I can believe that say 15Gtons/yr (assuming it's not sunk in the Carbon Cycle) could have added "the majority" of that evil 100ppm. I just haven't seen an honest accounting for it. Those Gtons include domestic animals -- which replaced just as plentiful "wild animals" (not accounted for) and Land Use changes which is some cases IMPROVED on the carbon sinking ability of the land. So it's more complicated than "fossil fuel" use.

And the C12/C14 isotope methods used to "fingerprint" the old carbon associated fossil fuels in the atmos have a large overlap (uncertainty) and cannot discriminate between "old carbon" coming from a coal plant or "old carbon" that the ocean routinely burps up that has been stored down deep for millenia. And cows and land use don't deal in "old carbon" generally.
According to AR5, anthropogenic GHG emissions of CO2 total 38 GTons in 2010.
That is compared to the 3000 GTons already in the atmosphere
That is a 1.27% increases in anthropogenic GHG emissions.

The increase in atmospheric CO2 was about 2 ppm for 2010
The measured atmospheric CO2 was 390 ppm
That is an increase in CO2 by 0.51 %

Your figure was 15 Gtons / yr. I don't know where you got that but it would imply an increase in 0.50% in GHG for 2010. That is almost an exact match to the observed increase.

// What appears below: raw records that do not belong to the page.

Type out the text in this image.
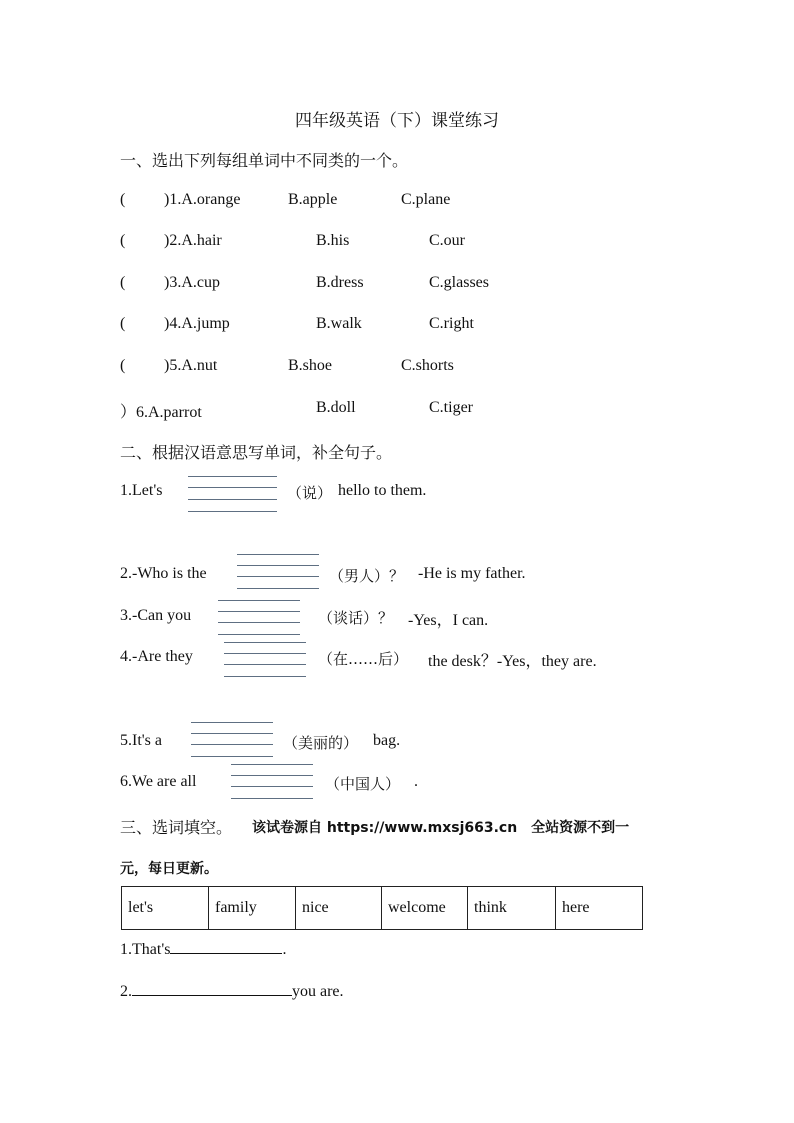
四年级英语（下）课堂练习
一、选出下列每组单词中不同类的一个。
( )1.A.orange	B.apple	C.plane
( )2.A.hair	B.his	C.our
( )3.A.cup	B.dress	C.glasses
( )4.A.jump	B.walk	C.right
( )5.A.nut	B.shoe	C.shorts
）6.A.parrot	B.doll	C.tiger
二、根据汉语意思写单词，补全句子。
1.Let's	（说） hello to them.
2.-Who is the	（男人）？ -He is my father.
3.-Can you	（谈话）？ -Yes，I can.
4.-Are they	（在……后） the desk？-Yes，they are.
5.It's a	（美丽的） bag.
6.We are all	（中国人） .
三、选词填空。 该试卷源自 https://www.mxsj663.cn　全站资源不到一
元，每日更新。
let's	family	nice	welcome	think	here
1.That's	.
2.	you are.
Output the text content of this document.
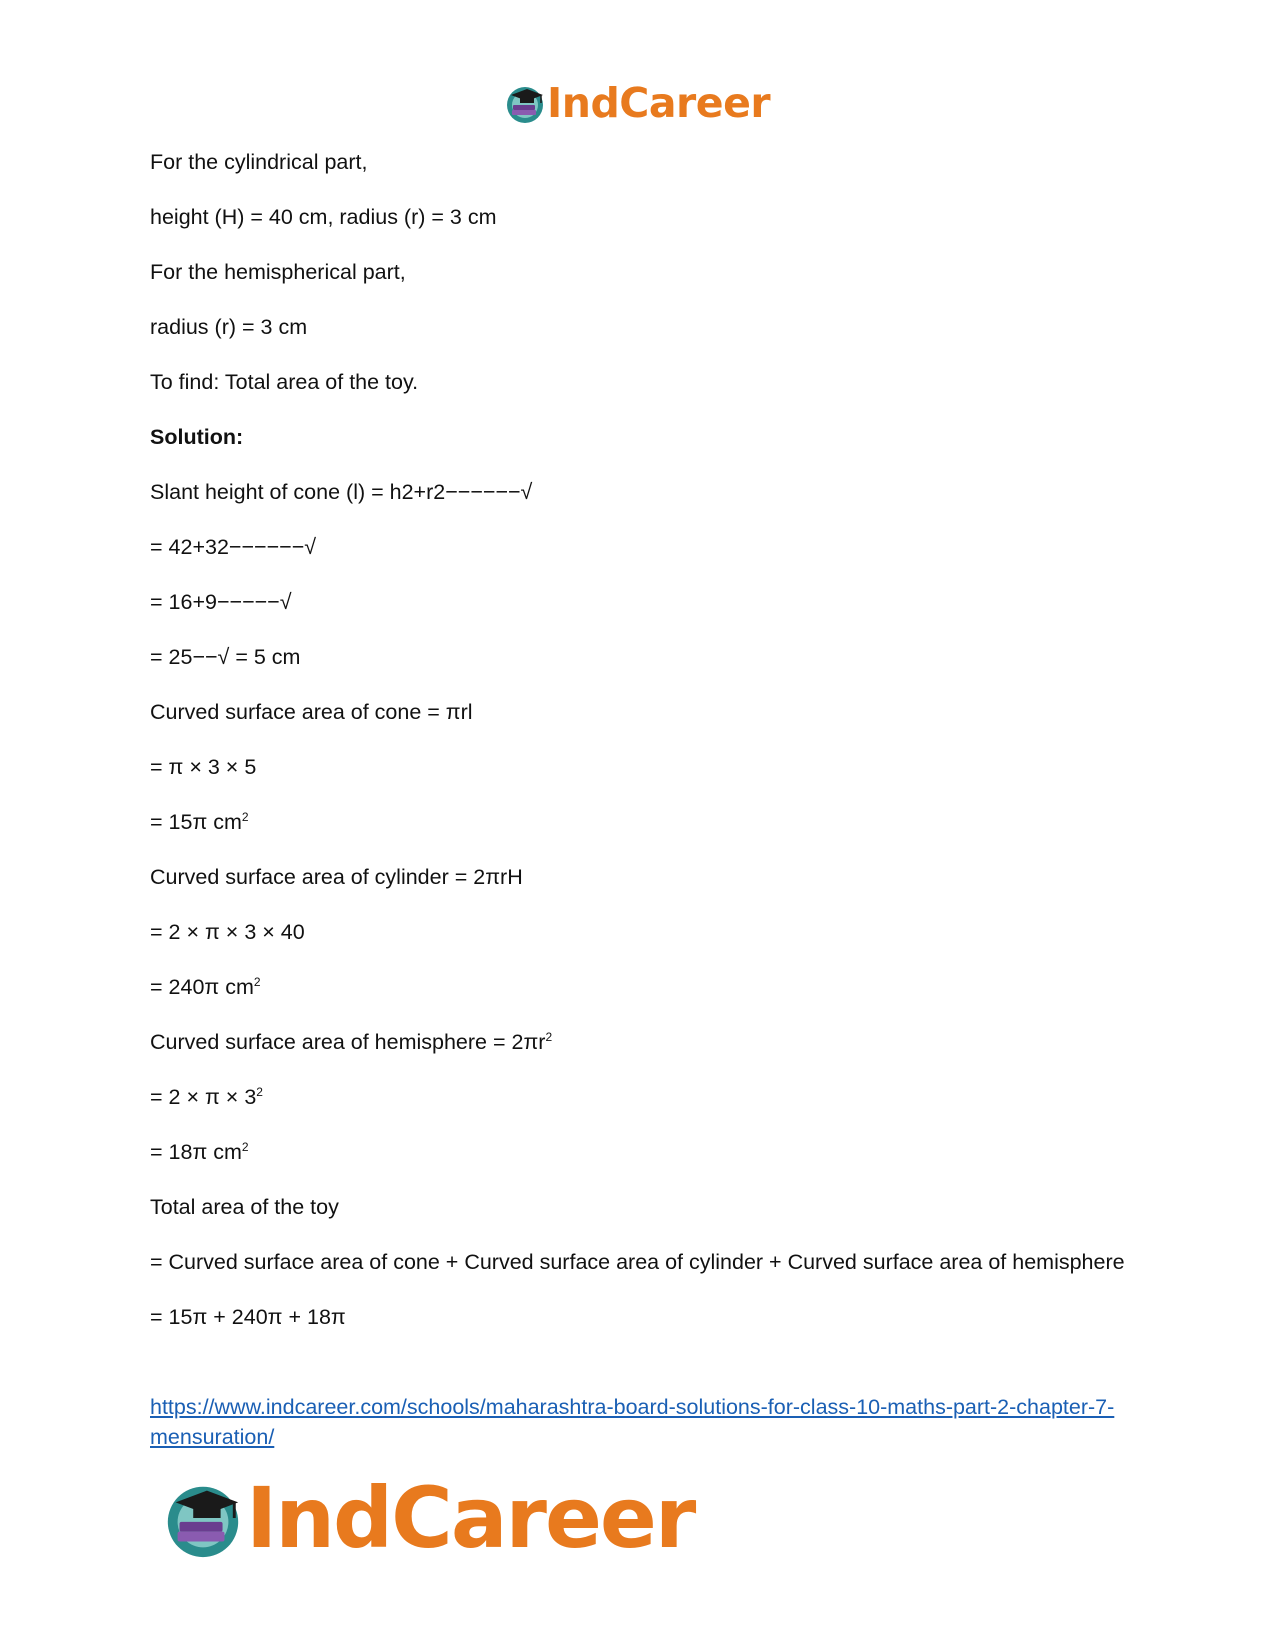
IndCareer

For the cylindrical part,

height (H) = 40 cm, radius (r) = 3 cm

For the hemispherical part,

radius (r) = 3 cm

To find: Total area of the toy.

Solution:

Slant height of cone (l) = h2+r2−−−−−−√

= 42+32−−−−−−√

= 16+9−−−−−√

= 25−−√ = 5 cm

Curved surface area of cone = πrl

= π × 3 × 5

= 15π $cm^2$

Curved surface area of cylinder = 2πrH

= 2 × π × 3 × 40

= 240π $cm^2$

Curved surface area of hemisphere = $2\pi r^2$

= $2 \times \pi \times 3^2$

= 18π $cm^2$

Total area of the toy

= Curved surface area of cone + Curved surface area of cylinder + Curved surface area of hemisphere

= 15π + 240π + 18π

https://www.indcareer.com/schools/maharashtra-board-solutions-for-class-10-maths-part-2-chapter-7-mensuration/
IndCareer
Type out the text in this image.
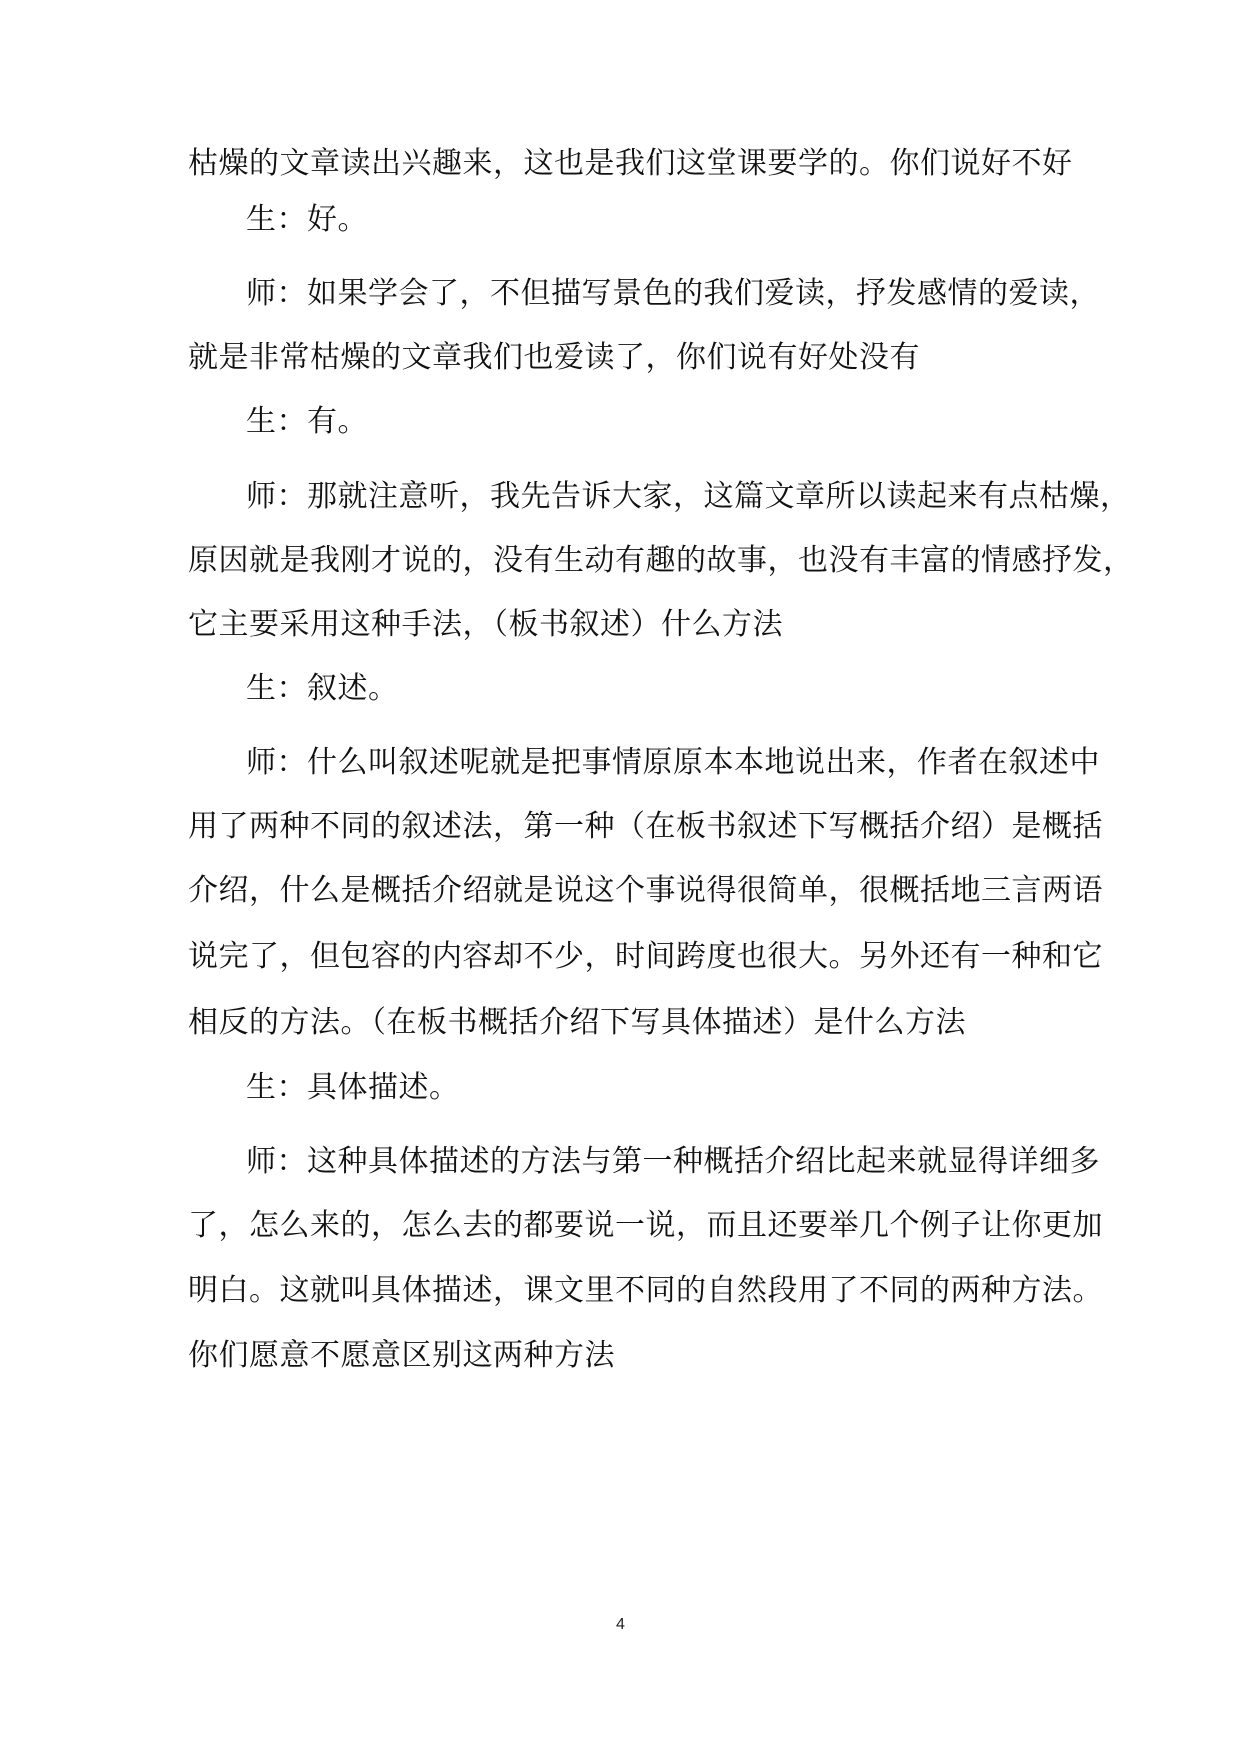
枯燥的文章读出兴趣来，这也是我们这堂课要学的。你们说好不好
生：好。
师：如果学会了，不但描写景色的我们爱读，抒发感情的爱读，
就是非常枯燥的文章我们也爱读了，你们说有好处没有
生：有。
师：那就注意听，我先告诉大家，这篇文章所以读起来有点枯燥，
原因就是我刚才说的，没有生动有趣的故事，也没有丰富的情感抒发，
它主要采用这种手法，（板书叙述）什么方法
生：叙述。
师：什么叫叙述呢就是把事情原原本本地说出来，作者在叙述中
用了两种不同的叙述法，第一种（在板书叙述下写概括介绍）是概括
介绍，什么是概括介绍就是说这个事说得很简单，很概括地三言两语
说完了，但包容的内容却不少，时间跨度也很大。另外还有一种和它
相反的方法。（在板书概括介绍下写具体描述）是什么方法
生：具体描述。
师：这种具体描述的方法与第一种概括介绍比起来就显得详细多
了，怎么来的，怎么去的都要说一说，而且还要举几个例子让你更加
明白。这就叫具体描述，课文里不同的自然段用了不同的两种方法。
你们愿意不愿意区别这两种方法
4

As to the sudden increase in CO2 since 1890 as shown in my graph. I agree that there could easily be a diffusion of CO2 in the ice samples, but the older samples would have more smoothing than newer samples. I can believe that 2000 years could easily get rid of spikes, but the previous couple hundred years would have much less time to diffuse. It's hard to believe that there is little diffusion the century after 1890 but a lot the century before 1890. So to me it seems that the rise in atmospheric CO2 is consistent with human release, both in the timing and quantitatively.
 
Yes, I think you are wrong. We are concerned about the surface temps, and how that equilibrium is affected. As I see it, the small perturbation from CO2 is mostly shunted into the water cycle. If our concern was above the water we would be talking more about things like ozone, etc.
Yes, I agree the surface temperature is what the hoopla is about. My concern was that above the troposphere where H2O disappears, all that's left is CO2, and yes, ozone. It is there that the IR is finally released to space, except of course earth IR that escapes through the windows between spectral lines.